As a young teenager, the show was a regular on my weekly television viewing schedule. It didn’t even bother me that the three daughters used to skinny-dip in the water tower. It was all good until at about the age of 16, I realized that women like Grace Slick also walked the earth, and so it was a fond goodbye to the Bradley girls. Still, for a few years they occupied my, and millions of American males’ attention.
Many times, singing was incorporated into the show, and it was thought that the three girls might have the potential of becoming a successful singing act. They began performing in night clubs and fairs, and in 1968 signed a recording contract. Several singles were recorded and released, and a few tracks were stored away for future use. The singles received no success and plans for a full album were scrapped. The music has sat in the vaults until now.

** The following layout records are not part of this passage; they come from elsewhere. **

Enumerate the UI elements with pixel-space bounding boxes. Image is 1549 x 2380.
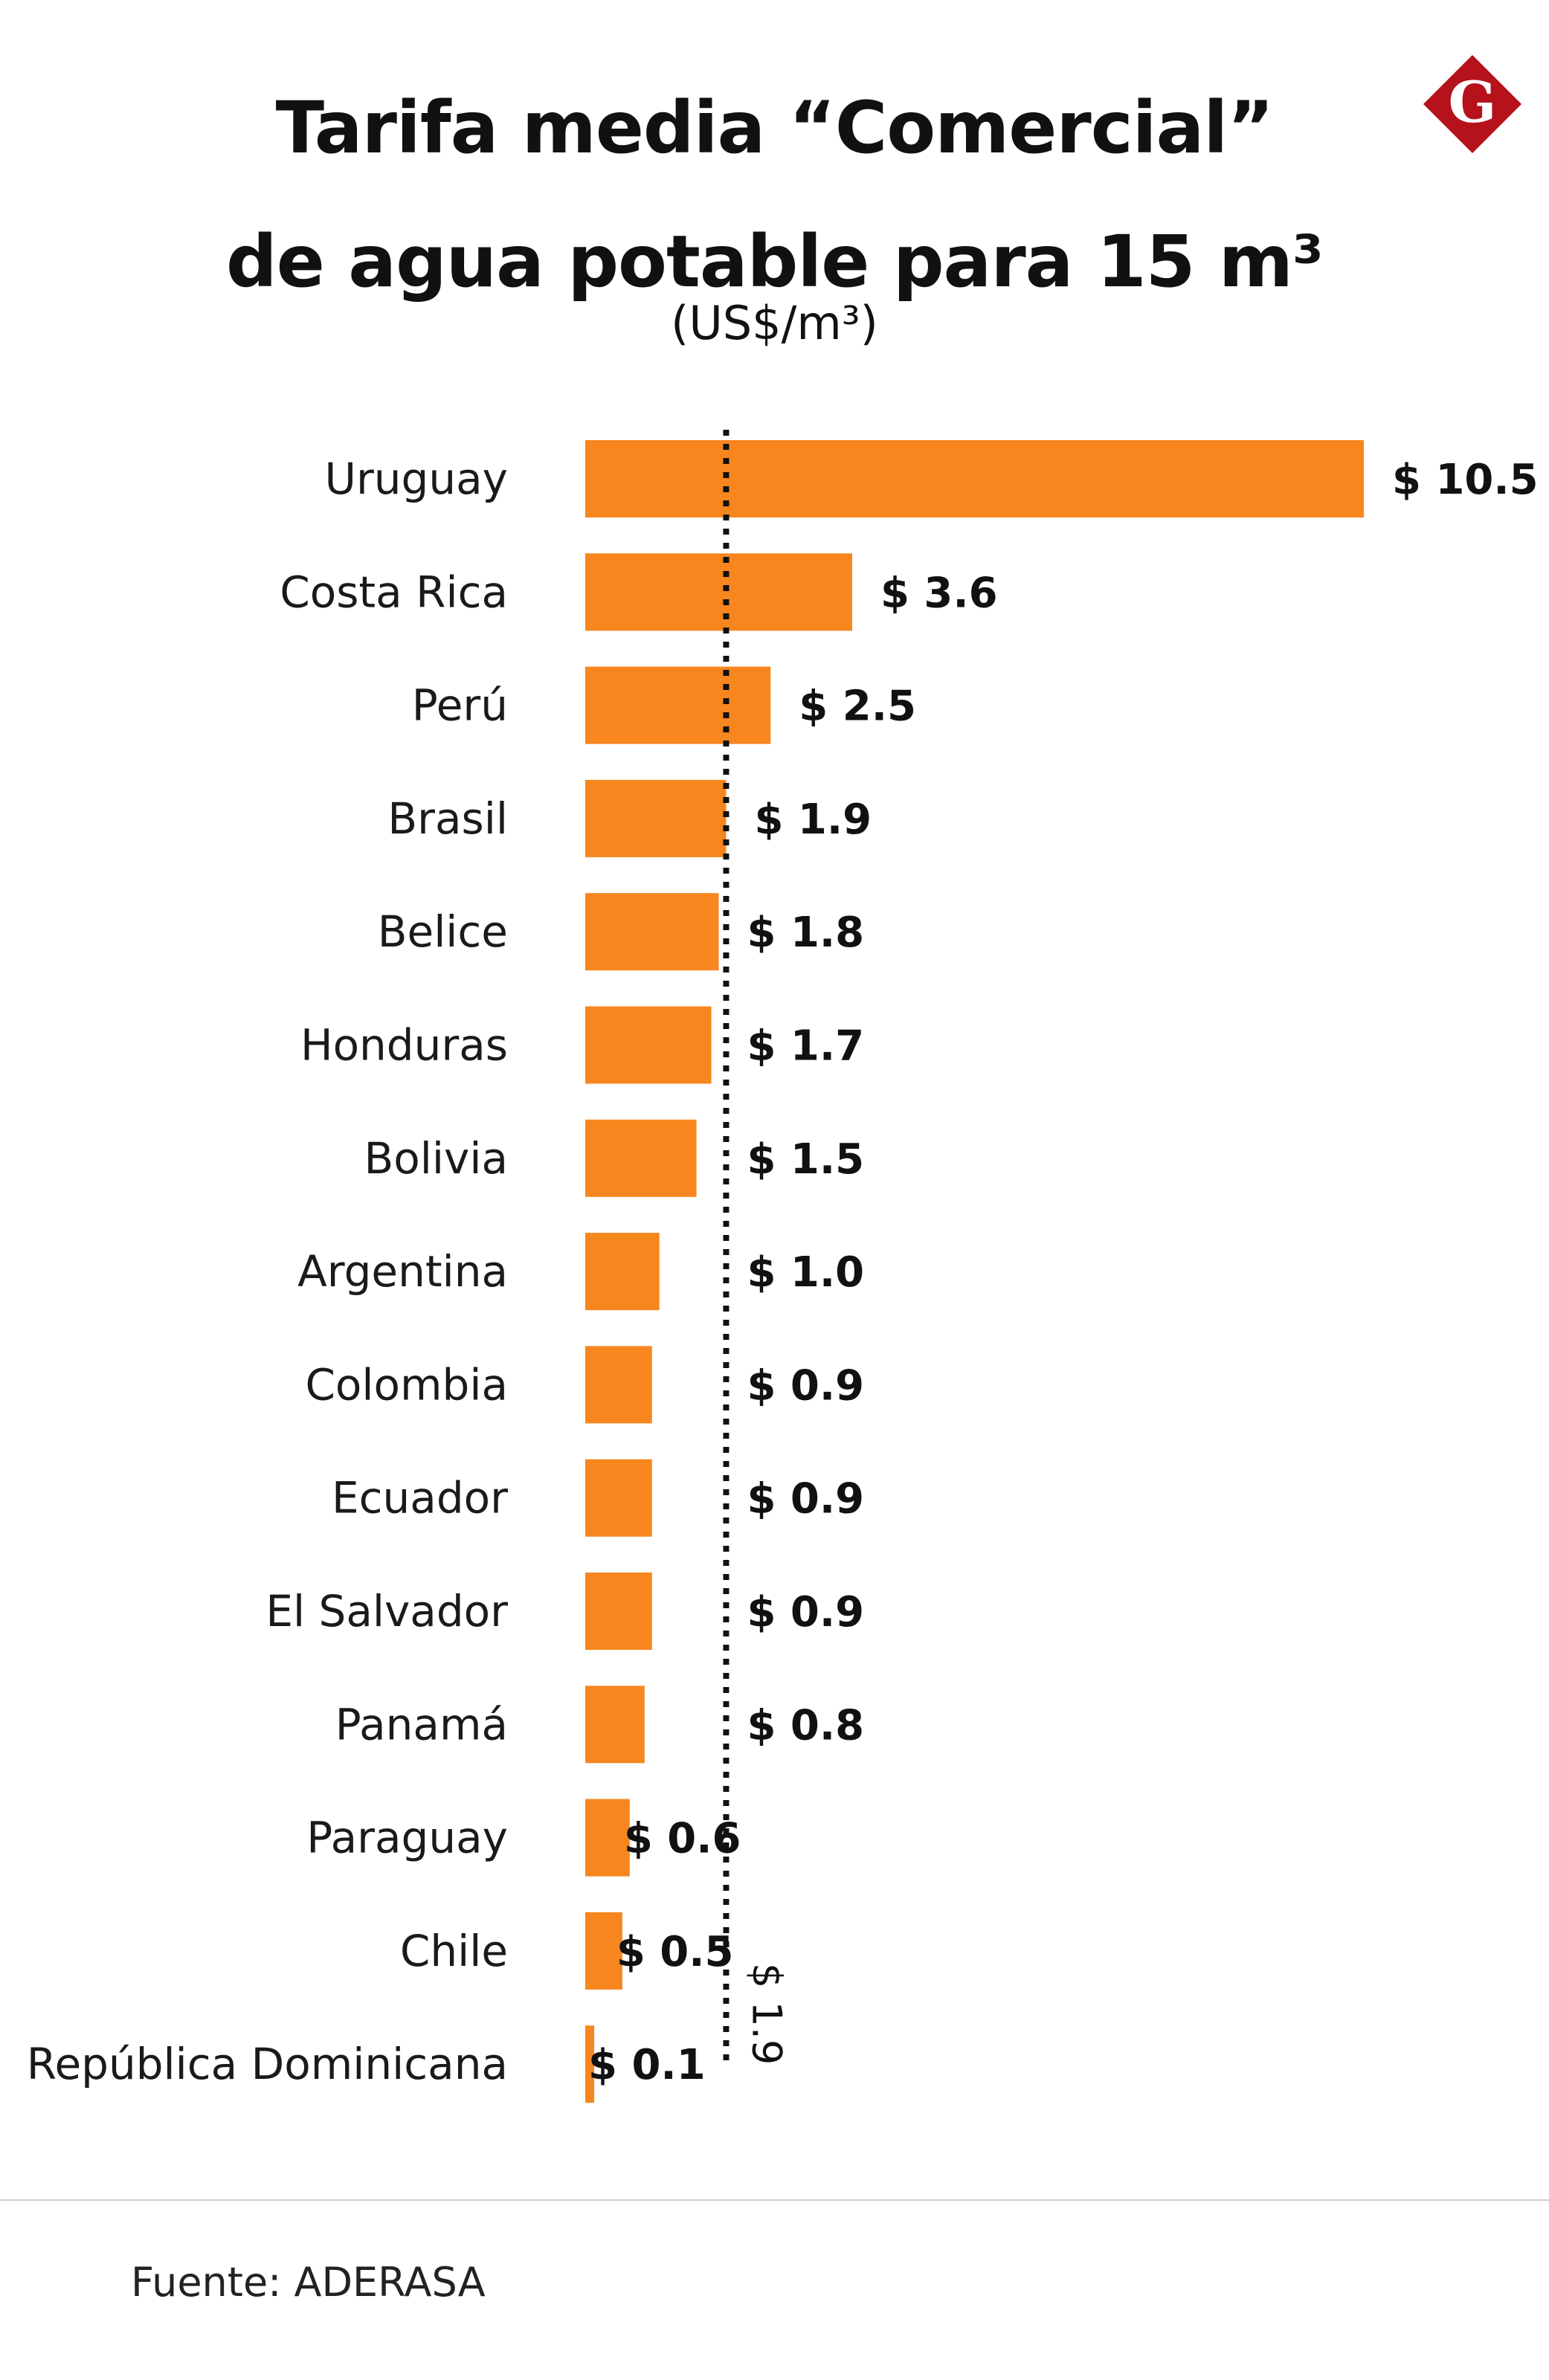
bar-panama xyxy=(585,1686,645,1764)
category-label-chile: Chile xyxy=(400,1926,508,1976)
value-label-argentina: $ 1.0 xyxy=(747,1248,864,1297)
category-label-bolivia: Bolivia xyxy=(364,1133,508,1184)
value-label-colombia: $ 0.9 xyxy=(747,1361,864,1410)
value-label-brasil: $ 1.9 xyxy=(754,796,872,844)
category-label-peru: Perú xyxy=(412,680,508,731)
logo-letter: G xyxy=(1449,69,1497,135)
reference-line-group: $ 1.9 xyxy=(723,430,790,2067)
chart-title-line-1: Tarifa media “Comercial” xyxy=(275,86,1275,170)
value-label-ecuador: $ 0.9 xyxy=(747,1475,864,1523)
category-label-brasil: Brasil xyxy=(387,793,508,844)
value-label-costa-rica: $ 3.6 xyxy=(880,569,998,617)
value-label-bolivia: $ 1.5 xyxy=(747,1135,864,1184)
bar-peru xyxy=(585,666,771,744)
bars-group xyxy=(585,440,1364,2103)
bar-bolivia xyxy=(585,1119,697,1197)
bar-el-salvador xyxy=(585,1573,652,1650)
category-label-paraguay: Paraguay xyxy=(306,1813,508,1863)
value-label-honduras: $ 1.7 xyxy=(747,1022,864,1071)
category-label-republica-dominicana: República Dominicana xyxy=(27,2039,508,2089)
value-label-belice: $ 1.8 xyxy=(747,909,864,957)
category-label-panama: Panamá xyxy=(335,1699,508,1749)
logo-diamond-shape xyxy=(1423,55,1521,153)
bar-chart: $ 1.9 Uruguay Costa Rica Perú Brasil Belice H… xyxy=(27,430,1539,2103)
chart-title-line-2: de agua potable para 15 m³ xyxy=(226,220,1324,303)
category-label-argentina: Argentina xyxy=(297,1246,508,1297)
source-note: Fuente: ADERASA xyxy=(131,2259,486,2306)
reference-line-label: $ 1.9 xyxy=(743,1963,790,2065)
bar-republica-dominicana xyxy=(585,2025,594,2103)
category-label-costa-rica: Costa Rica xyxy=(280,567,508,617)
bar-costa-rica xyxy=(585,553,852,631)
category-label-el-salvador: El Salvador xyxy=(265,1586,508,1636)
value-labels: $ 10.5 $ 3.6 $ 2.5 $ 1.9 $ 1.8 $ 1.7 $ 1.5 $ 1.… xyxy=(588,456,1539,2089)
category-label-uruguay: Uruguay xyxy=(325,454,509,504)
category-label-colombia: Colombia xyxy=(305,1359,508,1410)
bar-colombia xyxy=(585,1346,652,1424)
category-label-ecuador: Ecuador xyxy=(332,1473,508,1523)
value-label-republica-dominicana: $ 0.1 xyxy=(588,2041,706,2089)
category-label-belice: Belice xyxy=(378,906,508,957)
value-label-panama: $ 0.8 xyxy=(747,1701,864,1749)
bar-argentina xyxy=(585,1233,660,1311)
category-label-honduras: Honduras xyxy=(300,1020,508,1071)
bar-ecuador xyxy=(585,1459,652,1537)
diamond-g-logo-icon: G xyxy=(1423,55,1521,153)
bar-belice xyxy=(585,893,719,971)
value-label-el-salvador: $ 0.9 xyxy=(747,1588,864,1636)
value-label-chile: $ 0.5 xyxy=(616,1928,734,1976)
bar-paraguay xyxy=(585,1799,630,1877)
value-label-peru: $ 2.5 xyxy=(799,683,916,731)
chart-subtitle: (US$/m³) xyxy=(671,296,878,350)
bar-chile xyxy=(585,1912,622,1990)
bar-uruguay xyxy=(585,440,1364,517)
value-label-paraguay: $ 0.6 xyxy=(624,1815,741,1863)
bar-honduras xyxy=(585,1006,712,1084)
chart-title: Tarifa media “Comercial” de agua potable… xyxy=(0,61,1549,329)
category-labels: Uruguay Costa Rica Perú Brasil Belice Hondura… xyxy=(27,454,508,2089)
value-label-uruguay: $ 10.5 xyxy=(1392,456,1539,504)
footer-divider xyxy=(0,2199,1549,2201)
bar-brasil xyxy=(585,779,727,857)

The Girls From Petticoat Junction: Sixties Sounds, released this fall through the Real Gone Music reissue label, has resurrected those songs. All six of their singles that were previously issued are present here, as are some previously never released songs. As a bonus, the original theme song of the series, sung by Curt Massey, is also included.
All three women could sing and were able to produce acceptable harmonies. They can best be described as a 1960s girl pop group, one that wisely kept most the material fairly simple and light, except for their rendition of The Beatles’ “Rain.”
Overall, the music was nostalgic, but in no way was it musically essential to the era in which it was recorded. Songs such as “Wheeling West Virginia,” “Up Up & Away,” “Goodbye Love,” and “Thirty Days Hath September” were good and all part of the innocent late 1960s, but came out after the summer of love (1967). As such, and with the series coming to an end, it and the Petticoat Junction girls quickly disappeared into history.
Sixties Sounds is a walk down memory lane for fans of the Petticoat Junction show and era. So climb aboard the Hooterville Cannonball train, relax at the Shady Rest Hotel, and listen to some music from a long gone era.